God did not give us bodies in order to trap us in the lower storey of the universe. Neither does he intend to raise us up to heaven as disembodied minds. Such Platonistic nonsense has no proper place in Christianity.
I have heard the phrase “empty ritual” so many times in my life that I know I confront a cliche when I hear it. The speaker has put no great thought into his/her words. Nor do they understand the most basic gifts of God. Worse still, there is an anti-Semitic component to this phrase. The Old Testament, filled with instructions for the ritual of the Temple, is seen as somehow inferior (by nature) to what is imagined to be a “spiritual” approach in the New Testament. Though the first Passover in historical terms (in Christian understanding) was but a shadow of the eternal Pascha of Christ – the feasts are both quite physical in form. One eats the meat of a lamb in a ritual manner; the other eats the Body and Blood of God in a ritual manner.
For those who think of ritual as “empty ritual,” the argument is with God, not with me. He gave us these forms.
Liturgical actions are not to be done mindlessly, but with deep care and concern. Mishandling the Body and Blood of Christ can get an Orthodox priest deposed from his priesthood, or, at least, suspended for a time as a disciplinary measure. It is a most serious matter. In the same way, the laity is not to approach Christ’s Body and Blood in a nonchalant manner.
The “ritual” aspects carry no inherent value, but instead a discipline and a respect, lest we treat holy things in an unholy manner. Those who despise the outward forms of this great gift are gnostics who are despising Christ’s gift to us. There can be no “drive-through” communions, or lunch bag communions (I’ve heard of both). These are ignorant blasphemies on the part of a people who have been taught that physical things do not matter, only the spiritual. As a result they do not know the spiritual things of God, only thoughts about spiritual things.

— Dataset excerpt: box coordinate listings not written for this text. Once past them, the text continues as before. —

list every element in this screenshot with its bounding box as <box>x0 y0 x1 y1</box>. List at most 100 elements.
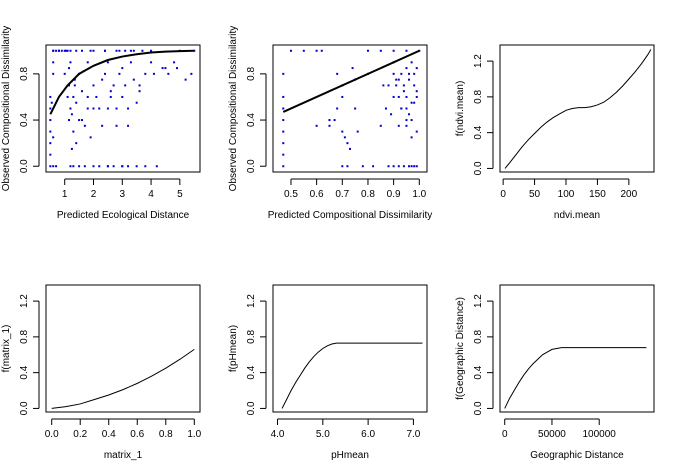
data-point <box>49 130 52 133</box>
data-point <box>395 78 398 81</box>
data-point <box>112 165 115 168</box>
data-point <box>115 124 118 127</box>
data-point <box>282 153 285 156</box>
data-point <box>104 72 107 75</box>
data-point <box>49 107 52 110</box>
data-point <box>349 147 351 150</box>
y-tick-label: 0.8 <box>246 329 257 343</box>
data-point <box>336 72 339 75</box>
data-point <box>413 165 416 168</box>
y-tick-label: 0.0 <box>473 161 484 175</box>
data-point <box>127 165 130 168</box>
x-tick-label: 4.0 <box>271 429 285 440</box>
data-point <box>63 72 66 75</box>
data-point <box>152 72 155 75</box>
y-tick-label: 1.2 <box>473 54 484 68</box>
x-tick-label: 50 <box>529 189 541 200</box>
data-point <box>410 165 413 168</box>
y-axis-label: Observed Compositional Dissimilarity <box>1 26 12 192</box>
data-point <box>141 49 144 52</box>
data-point <box>109 95 112 98</box>
data-point <box>92 107 95 110</box>
data-point <box>60 49 63 52</box>
data-point <box>106 61 109 64</box>
data-point <box>400 107 403 110</box>
y-tick-label: 0.4 <box>473 125 484 139</box>
data-point <box>328 124 331 127</box>
data-point <box>52 72 55 75</box>
data-point <box>392 165 395 168</box>
x-tick-label: 0.8 <box>361 189 375 200</box>
data-point <box>129 49 132 52</box>
x-axis-label: ndvi.mean <box>554 210 600 221</box>
panel-1: 1 2 3 4 5 Predicted Ecological Distance 0.0 0.4… <box>1 26 201 221</box>
data-point <box>150 49 153 52</box>
data-point <box>112 84 115 87</box>
data-point <box>415 67 418 70</box>
data-point <box>138 90 141 93</box>
data-point <box>184 78 187 81</box>
panel-2: 0.5 0.6 0.7 0.8 0.9 1.0 Predicted Compositiona… <box>228 26 432 221</box>
y-tick-label: 0.4 <box>19 113 30 127</box>
data-point <box>402 84 405 87</box>
data-point <box>282 142 285 145</box>
data-point <box>69 107 72 110</box>
data-point <box>343 136 346 139</box>
data-point <box>341 130 344 133</box>
data-point <box>135 101 138 104</box>
data-point <box>408 165 411 168</box>
data-point <box>415 95 418 98</box>
data-point <box>379 49 382 52</box>
x-tick-label: 5.0 <box>316 429 330 440</box>
y-tick-label: 0.0 <box>473 401 484 415</box>
data-point <box>65 49 68 52</box>
data-point <box>282 130 285 133</box>
data-point <box>405 67 408 70</box>
data-point <box>92 84 95 87</box>
data-point <box>95 95 98 98</box>
x-tick-label: 200 <box>621 189 638 200</box>
data-point <box>89 136 92 139</box>
data-point <box>173 61 176 64</box>
data-point <box>52 136 55 139</box>
panel-5: 4.0 5.0 6.0 7.0 pHmean 0.0 0.4 0.8 1.2 f(pHmean) <box>228 284 428 461</box>
x-tick-label: 5 <box>177 189 183 200</box>
data-point <box>109 90 112 93</box>
data-point <box>106 107 109 110</box>
data-point <box>78 119 81 122</box>
data-point <box>86 95 89 98</box>
data-point <box>387 165 390 168</box>
x-tick-label: 0 <box>500 189 506 200</box>
data-point <box>144 165 147 168</box>
x-tick-label: 1 <box>62 189 68 200</box>
data-point <box>384 107 387 110</box>
data-point <box>346 165 349 168</box>
data-point <box>392 49 395 52</box>
data-point <box>289 49 292 52</box>
data-point <box>415 165 418 168</box>
data-point <box>346 142 349 145</box>
data-point <box>104 49 107 52</box>
data-point <box>49 142 52 145</box>
data-point <box>155 165 158 168</box>
data-point <box>405 119 408 122</box>
x-tick-label: 0.4 <box>102 429 116 440</box>
data-point <box>400 72 403 75</box>
data-point <box>73 78 76 81</box>
data-point <box>190 72 193 75</box>
data-point <box>138 84 141 87</box>
data-point <box>392 95 395 98</box>
data-point <box>164 67 167 70</box>
x-tick-label: 0.2 <box>73 429 87 440</box>
data-point <box>55 165 58 168</box>
y-tick-label: 0.4 <box>19 365 30 379</box>
plot-frame <box>272 284 428 413</box>
data-point <box>405 124 408 127</box>
data-point <box>341 165 344 168</box>
data-point <box>101 78 104 81</box>
data-point <box>405 95 408 98</box>
x-tick-label: 6.0 <box>361 429 375 440</box>
y-tick-label: 0.8 <box>473 329 484 343</box>
x-tick-label: 0.6 <box>130 429 144 440</box>
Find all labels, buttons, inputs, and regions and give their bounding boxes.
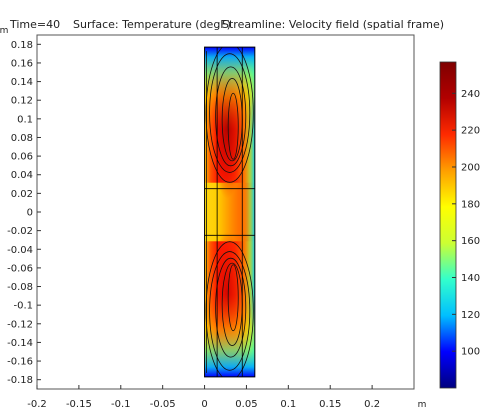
x-tick-label: -0.15: [66, 399, 92, 410]
x-tick-label: -0.2: [27, 399, 47, 410]
y-tick-label: -0.1: [13, 301, 33, 312]
colorbar: 100 120 140 160 180 200 220 240: [439, 61, 480, 389]
y-tick-label: 0.04: [11, 170, 33, 181]
colorbar-tick-label: 160: [461, 236, 480, 247]
y-tick-label: -0.06: [7, 263, 33, 274]
colorbar-bar: [439, 61, 457, 389]
x-unit-label: m: [418, 400, 427, 410]
streamline-upper-2: [209, 53, 251, 173]
streamline-lower-5: [227, 264, 239, 332]
y-tick-label: 0.16: [11, 58, 33, 69]
temperature-surface: [204, 47, 255, 377]
x-axis: -0.2 -0.15 -0.1 -0.05 0 0.05 0.1 0.15 0.2 m: [27, 385, 426, 410]
y-tick-label: 0.12: [11, 96, 33, 107]
streamline-label: Streamline: Velocity field (spatial fram…: [222, 18, 445, 31]
y-tick-label: 0.02: [11, 189, 33, 200]
y-tick-label: 0.08: [11, 133, 33, 144]
surface-label: Surface: Temperature (degF): [73, 18, 231, 31]
y-tick-label: 0.1: [17, 114, 33, 125]
y-tick-label: -0.18: [7, 375, 33, 386]
y-tick-label: 0.14: [11, 77, 33, 88]
x-tick-label: 0.05: [235, 399, 257, 410]
colorbar-tick-label: 180: [461, 199, 480, 210]
streamline-lower-1: [205, 241, 254, 377]
y-tick-label: -0.02: [7, 226, 33, 237]
velocity-streamlines: [205, 47, 254, 377]
x-tick-label: -0.05: [150, 399, 176, 410]
x-tick-label: -0.1: [111, 399, 131, 410]
domain-boundaries: [204, 46, 256, 378]
y-tick-label: -0.14: [7, 338, 33, 349]
y-axis: 0.18 0.16 0.14 0.12 0.1 0.08 0.06 0.04 0.02 0 -0.0…: [0, 26, 41, 386]
colorbar-tick-label: 240: [461, 89, 480, 100]
streamline-lower-3: [215, 257, 247, 358]
y-tick-label: 0.06: [11, 152, 33, 163]
y-tick-label: -0.16: [7, 357, 33, 368]
x-tick-label: 0: [201, 399, 207, 410]
x-tick-label: 0.2: [364, 399, 380, 410]
y-tick-label: 0: [27, 208, 33, 219]
streamline-upper-1: [205, 47, 254, 183]
streamline-lower-2: [209, 251, 251, 371]
streamline-upper-5: [227, 92, 239, 160]
y-tick-label: 0.18: [11, 40, 33, 51]
domain-outline: [204, 46, 256, 378]
time-label: Time=40: [10, 18, 61, 31]
surface-bottom-edge: [204, 47, 255, 377]
colorbar-tick-label: 220: [461, 126, 480, 137]
y-tick-label: -0.08: [7, 282, 33, 293]
y-tick-label: -0.04: [7, 245, 33, 256]
y-tick-label: -0.12: [7, 319, 33, 330]
x-tick-label: 0.15: [319, 399, 341, 410]
x-tick-label: 0.1: [280, 399, 296, 410]
colorbar-tick-label: 140: [461, 273, 480, 284]
colorbar-tick-label: 200: [461, 162, 480, 173]
y-unit-label: m: [0, 26, 8, 36]
colorbar-tick-label: 120: [461, 310, 480, 321]
colorbar-tick-label: 100: [461, 347, 480, 358]
streamline-upper-3: [215, 66, 247, 167]
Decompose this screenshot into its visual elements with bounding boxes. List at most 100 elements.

Take, eat. It is a simple commandment. But it gives us what had once been forbidden. It teaches us as well how grace is generally received. It comes to us in cup and spoon, in oil and water, in smoke and fragrance. In the bowing of the head or the prostration of our bodies. It comes to us in our words of forgiveness for another and in the daily rituals of kindness we perform for one another.
God has not made the acquisition of His Life hard for us – unless you despise the simplicity of His method. Those who do may go with Naaman and enjoy the beauty of the rivers in Syria. But do not expect to be healed on your own terms.